Spotting the early warning signals is imperative.  If there are problems that need to be addressed and can be addressed rapidly, an employer can act before the union’s presence becomes known.  Unfair labor practices alleging that the unilateral changes were to dissuade employees from supporting a union become more difficult to prove.  If a company has no knowledge that union activity is going on, changes made to improve the work place are more likely to be viewed as good business judgment rather than as a means of killing a union drive.
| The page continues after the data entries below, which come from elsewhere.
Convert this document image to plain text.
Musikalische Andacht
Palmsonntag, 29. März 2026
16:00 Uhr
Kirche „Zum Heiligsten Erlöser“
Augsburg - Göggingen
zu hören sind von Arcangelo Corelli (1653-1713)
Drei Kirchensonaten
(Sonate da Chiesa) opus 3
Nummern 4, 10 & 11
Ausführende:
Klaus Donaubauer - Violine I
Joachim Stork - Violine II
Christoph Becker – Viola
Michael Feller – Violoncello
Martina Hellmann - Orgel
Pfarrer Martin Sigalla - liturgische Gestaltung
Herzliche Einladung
A dedicated union-free employer that intends to remain that way would be well advised to establish regular employee meetings so that employees can be not only made aware of important business information, but also have a forum to ask questions.  Typically, when an employer gets hit with a union petition, the reaction is to call an employee meeting and find out what the reasons are for the union activity.  Done improperly, that is an unfair labor practice because it is a form of interrogation.  However, if you have a regular practice of conducting union meetings and asking about issues your employees have, it is busines as usual.  In addition, conducting periodic employee meetings makes it seem less dramatic than calling a meeting only when a union shows up at your door.  Employees are not stupid.  They will quickly see that if all they have to do is get a union organizer to come to your gate and hand out leaflets in order to get your attention, maybe the union can deliver on its promises.

Maintaining union free status is something that an employer has to continually work at and incorporate in its business plans.  Staying non-union should be a priority of every manager and supervisor and should be discussed and reviewed regularly.  An ounce of prevention is worth its weight in gold.